Beberapa deret pisau di depanku siap untuk digunakan tetapi aku ragu menggunakannya. Di sebelah kananku, aku bisa melihat tangan Mikaze-san yang tadi terbalut memegang pisau besar.

"Aku akan membantu peserta selain dirimu, aku akan bertanggung jawab,"ucap Mikaze-san mulai memotong bagian-bagian kepiting itu seiring aku menatapnya tanpa mengatakan apapun. Aku mengangguk pelan.

"Begini saja sudah cukup. Terima kasih, Mikaze-san,"

Mikaze-san pun mengangguk segera pergi ke station berikutnya. Tidak mengherankan Mikaze-san sampai pergi membantuku karena peserta yang ikut seleksi kini tersisa setengah karena kepiting. Kemudian sebuah ide berhasil tertuang di benakku.

Aha, aku tahu aku akan membuat apa.
Bermodalkan keyakinan, aku segera meracik bahan sebisaku.

☆ ☆ ☆ ☆ ☆

"Waktu kalian sudah habis,"Mikaze-san menatap stopwatch, kemudian semuanya mengangkat tangan walaupun masih ada yang belum selesai.

"Fiuh,"desahku bersyukur karena tepat saat itu juga, aku telah menyelesaikan menu kepitingku. Kepiting saus tiram. Menu yang sederhana, walaupun hanya ini yang bisa kubuat.

"Menunya tidak akan kucicip, tetapi kalian harus menguji rasanya kepada Kurosaki-san,"

Jantungku seolah melorot ke lantai. Asisten dosen galak itu lagi? Aku kini merasa ragu jika Kurosaki-senpai mau mencicipinya. Pasalnya, aku sempat membawa kekacauan.

"Kalau kalian terlalu lama membuatnya, kurasa dia akan enggan mencicipinya,"dengan nada datar, ia berjalan pelan menuju kursi santainya.

Aku menoleh seisi ruangan tetapi tidak ada Kurosaki-senpai. "A-ano, aku sudah selesai membuatnya tapi dia ada di sini?"tanyaku mengangkat tangan.

"Kalian harus mencarinya sendiri. Dia mungkin baru saja datang, jadi sebelum jam tiga sore, kalian sudah harus mendapatkan komentar dan tanda tangannya,"

Dan yang benar saja, semua peserta mulai lemas terhadap perkataan juri itu. Aku mengernyitkan dahi saat menunggu antrian untuk mendapatkan kertas berbentuk bintang sebagai tanda bukti dalam penilaian.

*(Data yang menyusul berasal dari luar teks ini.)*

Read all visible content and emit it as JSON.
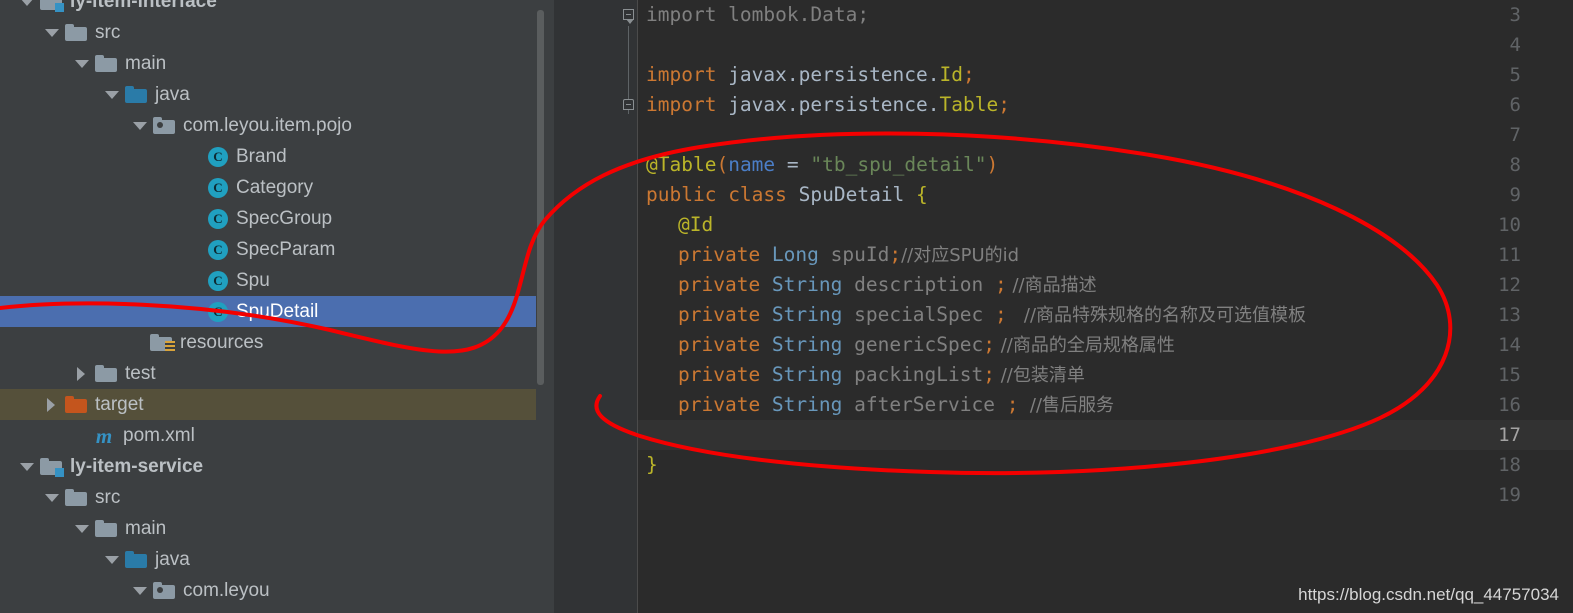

Tepat aku mengambil antrian, aku langsung membawa hidanganku menuju lift. Aku tidak yakin akan mudah menemuinya. Belum lagi aku belum paham dengan tata ruangan Saotome University.

Aku menekan tombol nomor enam belas, semoga saja aku tidak sulit menemuinya.

Ding. Tepat pintu lift terbuka, aku pun bergerak keluar seorang diri ( di dalam lift itu aku pun sendirian ). Seharusnya sekarang sudah jam istirahat, mungkin saja aku bisa menemukannya lewat.

"Eiichi-kun! Dasar, dia lagi-lagi kabur!"seru seorang gadis bertubuh molek berlari dengan high heels di dekatku.

Aku menoleh sekeliling. Sunyi. Tetapi sejenak kudengar langkah membelakangiku di balik dinding dan kurasakan pergelangan tanganku terkait oleh seseorang.